In one sense, the decision demonstrates that broad grounds of justification based on theories of human behavior are hard to argue. In this case, every patron whose license was swiped also had his or her picture taken. The picture was matched with the information from the license, so the club (and law enforcement) had access to picture-based index of all individuals in the establishment on any given night. The club and the other parties who participated in support of swiping argued that such a system would significantly reduce incidents of violence. Though their theory – that individuals would modify their behavior if they know they are identifiable – is logical, the respondent and intervenors did not present any evidence (either statistical or from social science) to show that their theory was true, or to at least show that swiping provided a significantly better violence  deterrent than video surveillance alone. (The IPC addressed the club’s need to keep banned individuals from entering the club separately, and approved of the matching of identifying information other than drivers license numbers against like identifying information in a banned individuals database.)

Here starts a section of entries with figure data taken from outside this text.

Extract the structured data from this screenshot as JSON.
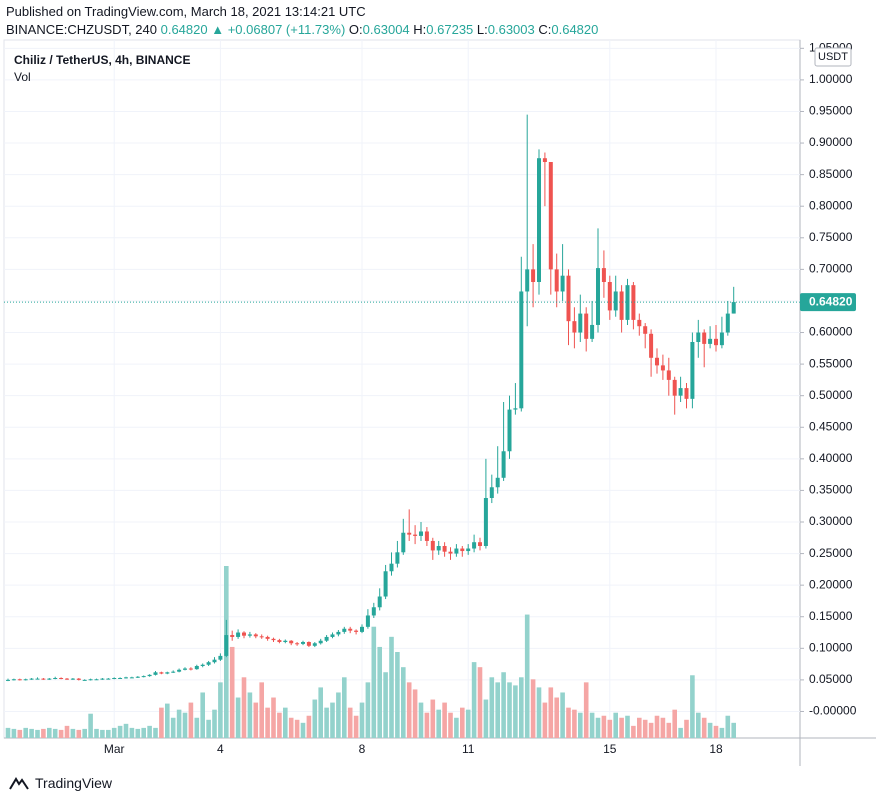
{
  "header": {
    "published": "Published on TradingView.com, March 18, 2021 13:14:21 UTC",
    "symbol": "BINANCE:CHZUSDT, 240",
    "last": "0.64820",
    "change": "▲ +0.06807 (+11.73%)",
    "o_label": "O:",
    "o": "0.63004",
    "h_label": "H:",
    "h": "0.67235",
    "l_label": "L:",
    "l": "0.63003",
    "c_label": "C:",
    "c": "0.64820"
  },
  "footer": {
    "brand": "TradingView"
  },
  "chart_data": {
    "type": "candlestick",
    "title": "Chiliz / TetherUS, 4h, BINANCE",
    "volume_label": "Vol",
    "y_axis_unit": "USDT",
    "up_color": "#26a69a",
    "down_color": "#ef5350",
    "volume_up_color": "#93d2cc",
    "volume_down_color": "#f5a6a5",
    "grid": true,
    "price_line": {
      "value": 0.6482,
      "label": "0.64820"
    },
    "ylim": [
      -0.042,
      1.06
    ],
    "yticks": [
      {
        "value": 0,
        "label": "-0.00000"
      },
      {
        "value": 0.05,
        "label": "0.05000"
      },
      {
        "value": 0.1,
        "label": "0.10000"
      },
      {
        "value": 0.15,
        "label": "0.15000"
      },
      {
        "value": 0.2,
        "label": "0.20000"
      },
      {
        "value": 0.25,
        "label": "0.25000"
      },
      {
        "value": 0.3,
        "label": "0.30000"
      },
      {
        "value": 0.35,
        "label": "0.35000"
      },
      {
        "value": 0.4,
        "label": "0.40000"
      },
      {
        "value": 0.45,
        "label": "0.45000"
      },
      {
        "value": 0.5,
        "label": "0.50000"
      },
      {
        "value": 0.55,
        "label": "0.55000"
      },
      {
        "value": 0.6,
        "label": "0.60000"
      },
      {
        "value": 0.65,
        "label": "0.65000"
      },
      {
        "value": 0.7,
        "label": "0.70000"
      },
      {
        "value": 0.75,
        "label": "0.75000"
      },
      {
        "value": 0.8,
        "label": "0.80000"
      },
      {
        "value": 0.85,
        "label": "0.85000"
      },
      {
        "value": 0.9,
        "label": "0.90000"
      },
      {
        "value": 0.95,
        "label": "0.95000"
      },
      {
        "value": 1,
        "label": "1.00000"
      },
      {
        "value": 1.05,
        "label": "1.05000"
      }
    ],
    "categories": [
      null,
      null,
      null,
      null,
      null,
      null,
      null,
      null,
      null,
      null,
      null,
      null,
      null,
      null,
      null,
      null,
      null,
      null,
      "Mar",
      null,
      null,
      null,
      null,
      null,
      null,
      null,
      null,
      null,
      null,
      null,
      null,
      null,
      null,
      null,
      null,
      null,
      "4",
      null,
      null,
      null,
      null,
      null,
      null,
      null,
      null,
      null,
      null,
      null,
      null,
      null,
      null,
      null,
      null,
      null,
      null,
      null,
      null,
      null,
      null,
      null,
      "8",
      null,
      null,
      null,
      null,
      null,
      null,
      null,
      null,
      null,
      null,
      null,
      null,
      null,
      null,
      null,
      null,
      null,
      "11",
      null,
      null,
      null,
      null,
      null,
      null,
      null,
      null,
      null,
      null,
      null,
      null,
      null,
      null,
      null,
      null,
      null,
      null,
      null,
      null,
      null,
      null,
      null,
      "15",
      null,
      null,
      null,
      null,
      null,
      null,
      null,
      null,
      null,
      null,
      null,
      null,
      null,
      null,
      null,
      null,
      null,
      "18",
      null,
      null,
      null
    ],
    "open": [
      0.049,
      0.05,
      0.051,
      0.05,
      0.051,
      0.052,
      0.052,
      0.051,
      0.052,
      0.053,
      0.052,
      0.051,
      0.052,
      0.05,
      0.05,
      0.051,
      0.051,
      0.052,
      0.052,
      0.053,
      0.053,
      0.054,
      0.054,
      0.055,
      0.056,
      0.058,
      0.062,
      0.06,
      0.062,
      0.063,
      0.066,
      0.068,
      0.067,
      0.072,
      0.074,
      0.078,
      0.082,
      0.088,
      0.121,
      0.118,
      0.125,
      0.12,
      0.122,
      0.119,
      0.118,
      0.115,
      0.113,
      0.11,
      0.112,
      0.108,
      0.107,
      0.11,
      0.104,
      0.108,
      0.112,
      0.118,
      0.122,
      0.126,
      0.131,
      0.128,
      0.126,
      0.134,
      0.152,
      0.165,
      0.182,
      0.222,
      0.234,
      0.252,
      0.283,
      0.28,
      0.278,
      0.285,
      0.27,
      0.255,
      0.262,
      0.253,
      0.25,
      0.258,
      0.254,
      0.258,
      0.268,
      0.262,
      0.338,
      0.355,
      0.37,
      0.412,
      0.478,
      0.48,
      0.665,
      0.7,
      0.68,
      0.876,
      0.87,
      0.7,
      0.665,
      0.69,
      0.618,
      0.6,
      0.63,
      0.59,
      0.612,
      0.702,
      0.68,
      0.635,
      0.665,
      0.62,
      0.675,
      0.62,
      0.61,
      0.598,
      0.56,
      0.548,
      0.54,
      0.525,
      0.5,
      0.512,
      0.495,
      0.585,
      0.6,
      0.582,
      0.59,
      0.58,
      0.6,
      0.63004
    ],
    "high": [
      0.052,
      0.052,
      0.052,
      0.052,
      0.053,
      0.054,
      0.053,
      0.053,
      0.055,
      0.054,
      0.053,
      0.053,
      0.053,
      0.051,
      0.052,
      0.052,
      0.053,
      0.053,
      0.054,
      0.054,
      0.055,
      0.055,
      0.056,
      0.057,
      0.059,
      0.064,
      0.063,
      0.063,
      0.065,
      0.068,
      0.07,
      0.07,
      0.074,
      0.076,
      0.08,
      0.086,
      0.092,
      0.145,
      0.128,
      0.13,
      0.127,
      0.126,
      0.124,
      0.122,
      0.12,
      0.117,
      0.115,
      0.114,
      0.113,
      0.11,
      0.112,
      0.111,
      0.11,
      0.115,
      0.121,
      0.125,
      0.129,
      0.134,
      0.134,
      0.13,
      0.138,
      0.162,
      0.172,
      0.195,
      0.232,
      0.252,
      0.27,
      0.305,
      0.32,
      0.295,
      0.3,
      0.292,
      0.275,
      0.27,
      0.268,
      0.26,
      0.265,
      0.262,
      0.265,
      0.28,
      0.275,
      0.4,
      0.375,
      0.42,
      0.49,
      0.5,
      0.52,
      0.72,
      0.945,
      0.74,
      0.89,
      0.885,
      0.87,
      0.725,
      0.74,
      0.7,
      0.64,
      0.66,
      0.64,
      0.65,
      0.765,
      0.73,
      0.69,
      0.69,
      0.675,
      0.685,
      0.68,
      0.63,
      0.615,
      0.605,
      0.575,
      0.565,
      0.56,
      0.53,
      0.53,
      0.52,
      0.6,
      0.62,
      0.605,
      0.61,
      0.612,
      0.625,
      0.65,
      0.67235
    ],
    "low": [
      0.048,
      0.049,
      0.049,
      0.049,
      0.05,
      0.051,
      0.05,
      0.05,
      0.051,
      0.051,
      0.05,
      0.05,
      0.049,
      0.049,
      0.049,
      0.05,
      0.05,
      0.051,
      0.051,
      0.052,
      0.052,
      0.053,
      0.053,
      0.054,
      0.055,
      0.057,
      0.059,
      0.059,
      0.061,
      0.062,
      0.065,
      0.065,
      0.066,
      0.07,
      0.072,
      0.076,
      0.08,
      0.086,
      0.112,
      0.115,
      0.116,
      0.117,
      0.116,
      0.115,
      0.112,
      0.11,
      0.108,
      0.108,
      0.105,
      0.104,
      0.105,
      0.102,
      0.102,
      0.106,
      0.11,
      0.116,
      0.119,
      0.123,
      0.124,
      0.122,
      0.124,
      0.131,
      0.148,
      0.16,
      0.178,
      0.215,
      0.228,
      0.248,
      0.27,
      0.265,
      0.27,
      0.262,
      0.24,
      0.248,
      0.245,
      0.24,
      0.245,
      0.245,
      0.248,
      0.252,
      0.255,
      0.258,
      0.33,
      0.345,
      0.365,
      0.4,
      0.47,
      0.475,
      0.61,
      0.64,
      0.66,
      0.8,
      0.66,
      0.64,
      0.65,
      0.58,
      0.575,
      0.585,
      0.57,
      0.585,
      0.6,
      0.655,
      0.62,
      0.625,
      0.6,
      0.612,
      0.605,
      0.595,
      0.575,
      0.53,
      0.535,
      0.525,
      0.5,
      0.47,
      0.49,
      0.48,
      0.48,
      0.56,
      0.545,
      0.575,
      0.57,
      0.575,
      0.595,
      0.63003
    ],
    "close": [
      0.05,
      0.051,
      0.05,
      0.051,
      0.052,
      0.052,
      0.051,
      0.052,
      0.053,
      0.052,
      0.051,
      0.052,
      0.05,
      0.05,
      0.051,
      0.051,
      0.052,
      0.052,
      0.053,
      0.053,
      0.054,
      0.054,
      0.055,
      0.056,
      0.058,
      0.062,
      0.06,
      0.062,
      0.063,
      0.066,
      0.068,
      0.067,
      0.072,
      0.074,
      0.078,
      0.082,
      0.088,
      0.121,
      0.118,
      0.125,
      0.12,
      0.122,
      0.119,
      0.118,
      0.115,
      0.113,
      0.11,
      0.112,
      0.108,
      0.107,
      0.11,
      0.104,
      0.108,
      0.112,
      0.118,
      0.122,
      0.126,
      0.131,
      0.128,
      0.126,
      0.134,
      0.152,
      0.165,
      0.182,
      0.222,
      0.234,
      0.252,
      0.283,
      0.28,
      0.278,
      0.285,
      0.27,
      0.255,
      0.262,
      0.253,
      0.25,
      0.258,
      0.254,
      0.258,
      0.268,
      0.262,
      0.338,
      0.355,
      0.37,
      0.412,
      0.478,
      0.48,
      0.665,
      0.7,
      0.68,
      0.876,
      0.87,
      0.7,
      0.665,
      0.69,
      0.618,
      0.6,
      0.63,
      0.59,
      0.612,
      0.702,
      0.68,
      0.635,
      0.665,
      0.62,
      0.675,
      0.62,
      0.61,
      0.598,
      0.56,
      0.548,
      0.54,
      0.525,
      0.5,
      0.512,
      0.495,
      0.585,
      0.6,
      0.582,
      0.59,
      0.58,
      0.6,
      0.63,
      0.6482
    ],
    "volume": [
      10,
      9,
      8,
      10,
      9,
      8,
      9,
      10,
      9,
      8,
      12,
      9,
      8,
      9,
      24,
      9,
      8,
      8,
      10,
      12,
      14,
      10,
      9,
      10,
      12,
      10,
      30,
      34,
      20,
      28,
      25,
      35,
      20,
      45,
      18,
      28,
      55,
      170,
      90,
      40,
      60,
      45,
      35,
      55,
      30,
      40,
      25,
      30,
      20,
      18,
      15,
      22,
      38,
      50,
      30,
      35,
      45,
      60,
      30,
      22,
      35,
      55,
      110,
      90,
      65,
      100,
      85,
      70,
      55,
      48,
      35,
      25,
      38,
      28,
      35,
      25,
      20,
      30,
      28,
      75,
      70,
      38,
      60,
      55,
      65,
      55,
      52,
      60,
      122,
      58,
      50,
      35,
      50,
      40,
      45,
      30,
      28,
      25,
      55,
      25,
      20,
      22,
      18,
      25,
      20,
      22,
      12,
      20,
      18,
      15,
      22,
      20,
      15,
      28,
      10,
      18,
      62,
      25,
      20,
      15,
      12,
      10,
      22,
      15
    ]
  }
}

In another sense, the decision illustrates that having a better record of an event will not ordinarily be sufficient to justify collecting personal information. One cannot dispute that a drivers license swipe creates a highly accurate record of (1) the fact that a patron presented a drivers license and (2) that the drivers license presented contained certain data in electronic form. So the scanning system in place at the club gave it a very accurate record of due diligence, but this wasn’t sufficient justification for the collection of identifying information itself. On this point, the IPC noted correctly that a drivers license swiping system only records the identification someone presents and does not ordinarily aid in authenticating the individual, which still must be done by a door person’s visual inspection of picture identification. The IPC acknowledged a swiping system protects against “passbacks” – a scheme which involves the use of the same identification piece by two different people – but said the club had presented no evidence to demonstrate that passbacks were a significant problem that it encountered in enforcing the terms of its liquor license.

David Fraser has covered the ID swiping issue very well. Click here for an index of his posts.

Order P09-1, 2009 CanLII 38705 (BC I.P.C.).